Except, summer jobs never consisted of the teen’s family members being sold off to other plantations, never to be seen again. Internships didn’t involve being whipped while tied to a tree so the student could learn their new name, given by the company they were interning for.

This is all leaving aside the fact that slavery wasn’t some temporary or short term situation — it was a life sentence, for many generations in some cases.

The whole notion is ridiculous, simply put. To equate slavery in this way is just despicable.

Furthermore, the theory being put forth by Florida implies that without their “masters” teaching them those valuable job skills, they would have just sat around contemplating their navel or something. Yeah, that’s it — slavery was just a “job training program.” <eyeroll>

On top of all that, many of the examples that were used by DeSantis’s appointed “education plantation” were just flat out false.

Yahoo News provided some corrections of the examples used to prop up the depraved theory:

… Booker T. Washington, included on the state list as an educator. Washington was enslaved but did not gain his skills until after being freed at age 9. He worked in mines and as a houseboy before entering school, according to Tuskegee University, which he founded in 1881.

Georgetown University postdoctoral fellow Joshua Stein took issue with the state’s use of James Forten and Lewis Latimer as examples.

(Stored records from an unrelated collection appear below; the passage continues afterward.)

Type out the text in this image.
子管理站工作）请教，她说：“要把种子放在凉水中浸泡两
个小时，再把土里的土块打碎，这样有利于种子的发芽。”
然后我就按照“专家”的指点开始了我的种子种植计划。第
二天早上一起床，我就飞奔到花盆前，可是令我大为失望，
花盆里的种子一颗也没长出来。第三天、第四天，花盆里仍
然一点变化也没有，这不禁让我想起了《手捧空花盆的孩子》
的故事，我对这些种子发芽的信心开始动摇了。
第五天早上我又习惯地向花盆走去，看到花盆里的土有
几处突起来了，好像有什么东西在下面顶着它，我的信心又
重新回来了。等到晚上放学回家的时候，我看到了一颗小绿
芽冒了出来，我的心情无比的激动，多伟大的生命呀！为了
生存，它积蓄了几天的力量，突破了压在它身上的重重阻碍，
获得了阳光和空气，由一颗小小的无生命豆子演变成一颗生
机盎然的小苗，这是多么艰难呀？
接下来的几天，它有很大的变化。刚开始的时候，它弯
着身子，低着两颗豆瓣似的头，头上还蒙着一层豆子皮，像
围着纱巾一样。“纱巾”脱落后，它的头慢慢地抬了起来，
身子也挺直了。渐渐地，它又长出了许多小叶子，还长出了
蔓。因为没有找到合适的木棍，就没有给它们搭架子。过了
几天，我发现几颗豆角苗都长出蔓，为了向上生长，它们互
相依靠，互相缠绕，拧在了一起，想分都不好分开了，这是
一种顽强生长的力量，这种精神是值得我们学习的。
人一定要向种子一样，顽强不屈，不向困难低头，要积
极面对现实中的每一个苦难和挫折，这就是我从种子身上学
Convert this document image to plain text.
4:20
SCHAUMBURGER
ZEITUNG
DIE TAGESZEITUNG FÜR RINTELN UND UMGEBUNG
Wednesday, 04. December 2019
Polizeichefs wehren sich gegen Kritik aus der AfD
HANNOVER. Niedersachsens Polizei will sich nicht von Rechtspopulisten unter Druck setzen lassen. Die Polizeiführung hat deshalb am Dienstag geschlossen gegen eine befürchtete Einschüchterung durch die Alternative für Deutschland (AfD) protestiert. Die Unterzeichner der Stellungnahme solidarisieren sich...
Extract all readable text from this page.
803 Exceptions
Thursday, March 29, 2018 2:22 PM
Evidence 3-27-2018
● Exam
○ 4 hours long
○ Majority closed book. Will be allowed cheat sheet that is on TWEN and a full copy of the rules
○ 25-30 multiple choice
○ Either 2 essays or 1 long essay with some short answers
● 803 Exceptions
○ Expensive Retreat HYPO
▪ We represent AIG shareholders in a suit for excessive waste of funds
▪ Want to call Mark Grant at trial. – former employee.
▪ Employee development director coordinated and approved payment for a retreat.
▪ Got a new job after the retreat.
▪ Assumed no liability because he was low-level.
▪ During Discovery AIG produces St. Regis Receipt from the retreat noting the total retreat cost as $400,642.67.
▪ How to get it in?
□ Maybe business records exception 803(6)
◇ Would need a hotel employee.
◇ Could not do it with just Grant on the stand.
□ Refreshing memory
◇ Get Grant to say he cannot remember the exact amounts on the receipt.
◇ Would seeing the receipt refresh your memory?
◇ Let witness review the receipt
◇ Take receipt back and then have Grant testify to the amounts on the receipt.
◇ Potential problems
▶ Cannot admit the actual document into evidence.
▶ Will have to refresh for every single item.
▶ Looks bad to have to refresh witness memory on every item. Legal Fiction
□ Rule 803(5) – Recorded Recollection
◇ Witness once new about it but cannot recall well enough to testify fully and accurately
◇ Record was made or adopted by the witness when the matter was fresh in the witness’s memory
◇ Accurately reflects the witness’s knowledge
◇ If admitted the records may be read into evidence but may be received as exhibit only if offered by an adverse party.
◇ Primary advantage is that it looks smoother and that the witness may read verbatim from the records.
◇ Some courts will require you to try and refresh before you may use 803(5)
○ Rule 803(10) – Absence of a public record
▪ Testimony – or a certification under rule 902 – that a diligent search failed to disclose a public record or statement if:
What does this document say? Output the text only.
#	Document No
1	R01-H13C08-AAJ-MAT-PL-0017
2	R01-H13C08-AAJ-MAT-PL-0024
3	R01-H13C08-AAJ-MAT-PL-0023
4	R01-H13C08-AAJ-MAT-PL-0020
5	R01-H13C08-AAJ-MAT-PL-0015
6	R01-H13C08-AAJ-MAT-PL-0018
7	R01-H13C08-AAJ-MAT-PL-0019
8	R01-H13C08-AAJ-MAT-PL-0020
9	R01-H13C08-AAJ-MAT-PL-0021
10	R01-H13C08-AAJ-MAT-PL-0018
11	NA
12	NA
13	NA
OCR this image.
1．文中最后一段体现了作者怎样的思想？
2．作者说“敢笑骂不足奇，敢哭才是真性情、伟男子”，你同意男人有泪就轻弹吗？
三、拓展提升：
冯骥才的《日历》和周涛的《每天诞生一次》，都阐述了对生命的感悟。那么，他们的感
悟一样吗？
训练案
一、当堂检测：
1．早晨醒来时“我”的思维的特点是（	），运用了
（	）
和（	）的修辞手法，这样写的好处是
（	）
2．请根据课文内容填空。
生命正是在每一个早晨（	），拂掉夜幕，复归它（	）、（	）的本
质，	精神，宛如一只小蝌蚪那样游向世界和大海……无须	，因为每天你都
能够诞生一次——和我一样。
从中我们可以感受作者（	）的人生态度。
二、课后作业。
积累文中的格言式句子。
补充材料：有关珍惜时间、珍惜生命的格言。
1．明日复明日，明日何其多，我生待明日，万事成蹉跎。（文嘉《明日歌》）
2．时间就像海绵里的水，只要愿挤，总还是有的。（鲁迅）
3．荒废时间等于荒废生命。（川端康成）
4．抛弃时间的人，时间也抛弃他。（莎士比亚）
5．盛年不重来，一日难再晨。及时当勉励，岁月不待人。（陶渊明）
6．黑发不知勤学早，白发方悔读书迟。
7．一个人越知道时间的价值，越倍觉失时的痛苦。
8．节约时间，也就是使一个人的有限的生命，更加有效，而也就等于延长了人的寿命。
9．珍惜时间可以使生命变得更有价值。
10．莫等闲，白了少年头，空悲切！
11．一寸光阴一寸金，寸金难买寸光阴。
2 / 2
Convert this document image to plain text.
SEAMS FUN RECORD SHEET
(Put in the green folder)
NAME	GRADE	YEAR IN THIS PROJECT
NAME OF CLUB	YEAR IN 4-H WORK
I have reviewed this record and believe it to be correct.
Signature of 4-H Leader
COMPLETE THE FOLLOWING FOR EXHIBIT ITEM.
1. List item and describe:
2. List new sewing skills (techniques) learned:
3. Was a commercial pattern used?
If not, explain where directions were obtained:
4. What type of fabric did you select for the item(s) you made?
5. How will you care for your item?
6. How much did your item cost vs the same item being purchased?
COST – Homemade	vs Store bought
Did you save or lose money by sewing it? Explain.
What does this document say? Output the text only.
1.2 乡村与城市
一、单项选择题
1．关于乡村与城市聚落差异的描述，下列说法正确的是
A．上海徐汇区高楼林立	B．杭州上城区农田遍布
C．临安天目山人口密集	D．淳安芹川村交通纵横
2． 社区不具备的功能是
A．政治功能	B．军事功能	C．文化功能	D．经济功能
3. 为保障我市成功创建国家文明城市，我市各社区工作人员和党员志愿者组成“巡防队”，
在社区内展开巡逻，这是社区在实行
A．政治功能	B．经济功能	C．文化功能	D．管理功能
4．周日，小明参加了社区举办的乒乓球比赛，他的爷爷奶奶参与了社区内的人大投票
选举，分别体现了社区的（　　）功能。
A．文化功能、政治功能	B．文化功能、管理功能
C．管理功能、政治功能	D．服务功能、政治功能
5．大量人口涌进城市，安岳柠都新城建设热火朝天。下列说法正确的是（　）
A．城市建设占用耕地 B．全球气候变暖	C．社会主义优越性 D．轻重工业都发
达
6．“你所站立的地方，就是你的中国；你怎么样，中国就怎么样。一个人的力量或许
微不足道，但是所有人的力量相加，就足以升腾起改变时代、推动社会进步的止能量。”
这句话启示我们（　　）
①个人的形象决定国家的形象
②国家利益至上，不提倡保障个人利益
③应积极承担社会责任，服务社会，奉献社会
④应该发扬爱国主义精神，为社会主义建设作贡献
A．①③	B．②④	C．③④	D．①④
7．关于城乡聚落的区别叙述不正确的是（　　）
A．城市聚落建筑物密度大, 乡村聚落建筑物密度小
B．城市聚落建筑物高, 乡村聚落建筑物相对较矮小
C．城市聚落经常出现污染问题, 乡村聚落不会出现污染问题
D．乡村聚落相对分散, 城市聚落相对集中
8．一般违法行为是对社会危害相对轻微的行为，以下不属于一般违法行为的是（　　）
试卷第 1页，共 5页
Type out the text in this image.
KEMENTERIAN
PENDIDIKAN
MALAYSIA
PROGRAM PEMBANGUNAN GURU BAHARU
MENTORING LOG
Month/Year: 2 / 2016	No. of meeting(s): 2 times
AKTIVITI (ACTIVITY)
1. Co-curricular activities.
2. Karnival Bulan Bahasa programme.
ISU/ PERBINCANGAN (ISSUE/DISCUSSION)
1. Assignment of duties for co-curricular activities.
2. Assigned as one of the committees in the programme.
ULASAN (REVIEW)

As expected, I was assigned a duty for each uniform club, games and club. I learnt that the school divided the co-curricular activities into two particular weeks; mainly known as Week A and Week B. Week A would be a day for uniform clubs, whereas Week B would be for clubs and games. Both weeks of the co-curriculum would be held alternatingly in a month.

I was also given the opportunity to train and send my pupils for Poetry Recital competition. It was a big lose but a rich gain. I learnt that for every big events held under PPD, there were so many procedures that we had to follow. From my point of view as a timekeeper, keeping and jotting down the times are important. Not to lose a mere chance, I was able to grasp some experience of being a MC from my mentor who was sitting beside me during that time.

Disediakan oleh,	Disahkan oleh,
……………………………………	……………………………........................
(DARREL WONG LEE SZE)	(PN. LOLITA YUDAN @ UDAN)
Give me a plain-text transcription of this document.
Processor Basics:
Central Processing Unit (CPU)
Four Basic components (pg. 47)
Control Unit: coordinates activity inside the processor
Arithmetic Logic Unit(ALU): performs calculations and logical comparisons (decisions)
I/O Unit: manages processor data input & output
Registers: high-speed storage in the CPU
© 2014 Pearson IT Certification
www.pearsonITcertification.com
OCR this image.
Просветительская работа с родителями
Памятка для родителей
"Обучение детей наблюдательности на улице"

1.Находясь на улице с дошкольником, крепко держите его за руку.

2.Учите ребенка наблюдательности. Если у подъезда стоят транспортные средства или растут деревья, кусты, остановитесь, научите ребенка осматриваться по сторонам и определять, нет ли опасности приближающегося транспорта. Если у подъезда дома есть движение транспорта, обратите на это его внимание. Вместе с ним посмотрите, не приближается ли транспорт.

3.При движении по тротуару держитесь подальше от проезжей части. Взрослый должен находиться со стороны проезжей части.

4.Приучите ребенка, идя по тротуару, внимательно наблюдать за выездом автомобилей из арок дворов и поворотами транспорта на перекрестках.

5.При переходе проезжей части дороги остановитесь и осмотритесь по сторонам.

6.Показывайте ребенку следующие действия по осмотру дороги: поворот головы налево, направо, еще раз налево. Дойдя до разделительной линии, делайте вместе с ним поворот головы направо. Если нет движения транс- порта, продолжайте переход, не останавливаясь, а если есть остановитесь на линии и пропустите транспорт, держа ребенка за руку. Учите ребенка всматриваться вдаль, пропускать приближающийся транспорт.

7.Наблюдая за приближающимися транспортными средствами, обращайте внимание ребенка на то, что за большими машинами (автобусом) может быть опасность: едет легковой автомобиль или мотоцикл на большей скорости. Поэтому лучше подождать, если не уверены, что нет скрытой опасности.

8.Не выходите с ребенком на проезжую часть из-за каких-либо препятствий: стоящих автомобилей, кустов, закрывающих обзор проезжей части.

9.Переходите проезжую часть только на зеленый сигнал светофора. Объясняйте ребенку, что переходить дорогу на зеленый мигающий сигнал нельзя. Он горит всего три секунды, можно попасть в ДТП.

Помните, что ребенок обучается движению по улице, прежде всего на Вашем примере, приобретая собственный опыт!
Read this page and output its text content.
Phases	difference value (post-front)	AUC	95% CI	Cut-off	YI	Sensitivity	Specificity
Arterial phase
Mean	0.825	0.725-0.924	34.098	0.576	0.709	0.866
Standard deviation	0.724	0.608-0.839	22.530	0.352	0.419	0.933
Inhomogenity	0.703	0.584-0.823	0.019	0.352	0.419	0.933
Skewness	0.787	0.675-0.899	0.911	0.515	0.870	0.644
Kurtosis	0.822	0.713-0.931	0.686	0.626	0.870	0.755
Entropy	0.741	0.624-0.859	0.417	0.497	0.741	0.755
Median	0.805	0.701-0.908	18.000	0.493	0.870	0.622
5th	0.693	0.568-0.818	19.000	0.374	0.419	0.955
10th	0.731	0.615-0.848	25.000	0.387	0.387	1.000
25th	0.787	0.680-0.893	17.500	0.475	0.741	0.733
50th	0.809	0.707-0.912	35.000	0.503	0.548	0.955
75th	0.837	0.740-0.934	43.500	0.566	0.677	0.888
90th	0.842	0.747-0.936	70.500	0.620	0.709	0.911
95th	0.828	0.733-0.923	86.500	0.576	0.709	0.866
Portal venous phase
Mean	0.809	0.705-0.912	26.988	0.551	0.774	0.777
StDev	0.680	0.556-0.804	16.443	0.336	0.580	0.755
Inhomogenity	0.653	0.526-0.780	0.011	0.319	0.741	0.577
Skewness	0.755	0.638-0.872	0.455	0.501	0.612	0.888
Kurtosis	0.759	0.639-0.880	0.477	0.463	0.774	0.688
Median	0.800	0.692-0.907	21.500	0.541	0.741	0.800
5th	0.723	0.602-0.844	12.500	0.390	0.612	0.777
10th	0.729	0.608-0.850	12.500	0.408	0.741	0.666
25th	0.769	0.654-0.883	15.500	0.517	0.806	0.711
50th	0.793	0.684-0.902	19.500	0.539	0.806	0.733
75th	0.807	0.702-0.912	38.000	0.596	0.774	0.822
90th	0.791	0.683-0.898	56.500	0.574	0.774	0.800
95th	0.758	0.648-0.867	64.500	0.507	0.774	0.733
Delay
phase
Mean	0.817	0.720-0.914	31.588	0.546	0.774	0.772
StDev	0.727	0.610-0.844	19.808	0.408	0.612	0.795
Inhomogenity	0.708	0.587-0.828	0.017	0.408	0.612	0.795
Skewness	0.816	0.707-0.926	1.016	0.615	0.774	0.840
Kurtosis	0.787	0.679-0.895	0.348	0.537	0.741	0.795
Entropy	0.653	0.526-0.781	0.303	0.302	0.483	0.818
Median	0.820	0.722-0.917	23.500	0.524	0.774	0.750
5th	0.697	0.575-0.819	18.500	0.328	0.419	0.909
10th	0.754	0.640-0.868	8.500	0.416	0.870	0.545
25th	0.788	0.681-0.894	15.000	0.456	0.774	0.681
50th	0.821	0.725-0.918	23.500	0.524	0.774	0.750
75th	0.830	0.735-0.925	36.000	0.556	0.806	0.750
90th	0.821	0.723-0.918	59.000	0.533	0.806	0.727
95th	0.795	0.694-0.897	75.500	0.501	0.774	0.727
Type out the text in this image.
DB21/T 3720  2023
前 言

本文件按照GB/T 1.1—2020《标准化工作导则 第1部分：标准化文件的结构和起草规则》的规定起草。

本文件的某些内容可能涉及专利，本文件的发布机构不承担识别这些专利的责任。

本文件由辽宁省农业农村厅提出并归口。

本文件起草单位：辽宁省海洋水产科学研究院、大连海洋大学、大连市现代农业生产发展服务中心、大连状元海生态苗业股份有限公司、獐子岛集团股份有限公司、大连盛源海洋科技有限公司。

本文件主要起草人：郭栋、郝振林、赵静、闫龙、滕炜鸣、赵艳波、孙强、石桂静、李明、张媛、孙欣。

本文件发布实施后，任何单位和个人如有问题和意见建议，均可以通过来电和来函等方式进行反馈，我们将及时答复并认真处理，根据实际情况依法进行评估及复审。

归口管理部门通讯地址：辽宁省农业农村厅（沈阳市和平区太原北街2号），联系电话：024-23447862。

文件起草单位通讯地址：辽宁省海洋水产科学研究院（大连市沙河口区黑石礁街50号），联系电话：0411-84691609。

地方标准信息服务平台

The department said Latimer was a blacksmith born into slavery in 1848 and freed in 1852, and Forten was a shoemaker born into slavery in 1766 who escaped in 1784.

A museum dedicated to Latimer states he was born to two self-liberated formerly enslaved parents. Self-educated, he worked as an inventor, participating in the development of the telephone and incandescent lighting, among other inventions.

The Museum of the American Revolution describes Forten as a Black entrepreneur born to free parents. He served on privateer ships during the Revolutionary War and became a wealthy sailmaker.

Not only were they not slaves, Stein wrote on Twitter, their provided professions also were incorrect. “So … you’re wrong on both halves.”

They didn’t stop there, as the examples were hardly isolated. In fact, almost half of the examples provided were verifiably false:

The department listed Henry Blair as a slave who became a blacksmith and an inventor. Biography.com and several other sites state there is no information indicating that Blair was enslaved. He invented a corn planter and a cotton planter, becoming the second Black person to earn a U.S. patent.

The department referred to Paul Cuffe as a shoemaker and shipowner born into slavery and escaped to freedom in 1781. According to PaulCuffe.org, operated by the Westport Historical Society, Cuffe was born in 1759 to an emancipated slave. Having worked on whaling boats starting at age 14, he established a shipping business in Massachusetts.

The statement mentioned John Chavis as a fisherman born into slavery, who later was known for his work in teaching. The North Carolina Museum of History states that Chavis was born into a free Black family in North Carolina, fought in the Revolutionary War and became an educator.

Slavery is wrong. Pretending that slavery was some “stepping stone” job/teenager’s summer job, internship, or some training program is despicable.